One way to do this is一种方法是

df = spark.createDataFrame([(1100,1200,3300,4400,5500),(3300,1200,3200,4400,5500),(1100,1200,3200,4400,3300),(1100,3300,3300,4400,5500)],['col1','col2','col3','col4','col5'])

+----+----+----+----+----+
|col1|col2|col3|col4|col5|
+----+----+----+----+----+
|1100|1200|3300|4400|5500|
|3300|1200|3200|4400|5500|
|1100|1200|3200|4400|3300|
|1100|3300|3300|4400|5500|
+----+----+----+----+----+

from itertools import chain
column_map = create_map([lit(i) for i in chain(*enumerate(df.columns))])

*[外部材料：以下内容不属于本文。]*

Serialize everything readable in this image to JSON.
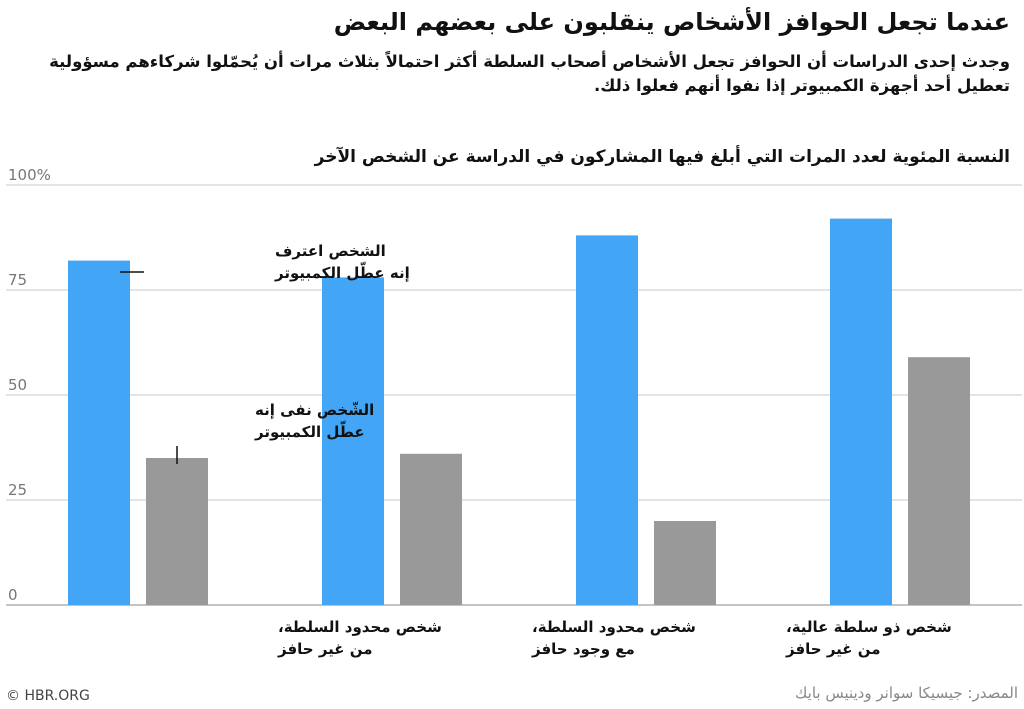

df.withColumn('data',array(df.columns)).\
   withColumn('index',array_position(array(df.columns),3300)).\
   withColumn('value',col('data').getItem(col('index'))).\
   withColumn('columnName',column_map[col('index')]).\
   select('columnName','value').show()

+----------+-----+
|columnName|value|
+----------+-----+
|      col4| 4400|
|      col2| 1200|
|      null| null|
|      col3| 3300|
+----------+-----+

Update To fetch fixed cols and the value of column right after 3300 use this更新要在 3300 之后获取固定的列和列的值,请使用此

df.withColumn('data',array(df.columns)).\
   withColumn('index',array_position(array(df.columns),3300)).\
   withColumn('value',col('data').getItem(col('index'))).\
   withColumn('columnName',column_map[col('index')]).\
   select('col1','col2','value')

声明:本站的技术帖子网页,遵循CC BY-SA 4.0协议,如果您需要转载,请注明本站网址或者原文地址。任何问题请咨询:yoyou2525@163.com.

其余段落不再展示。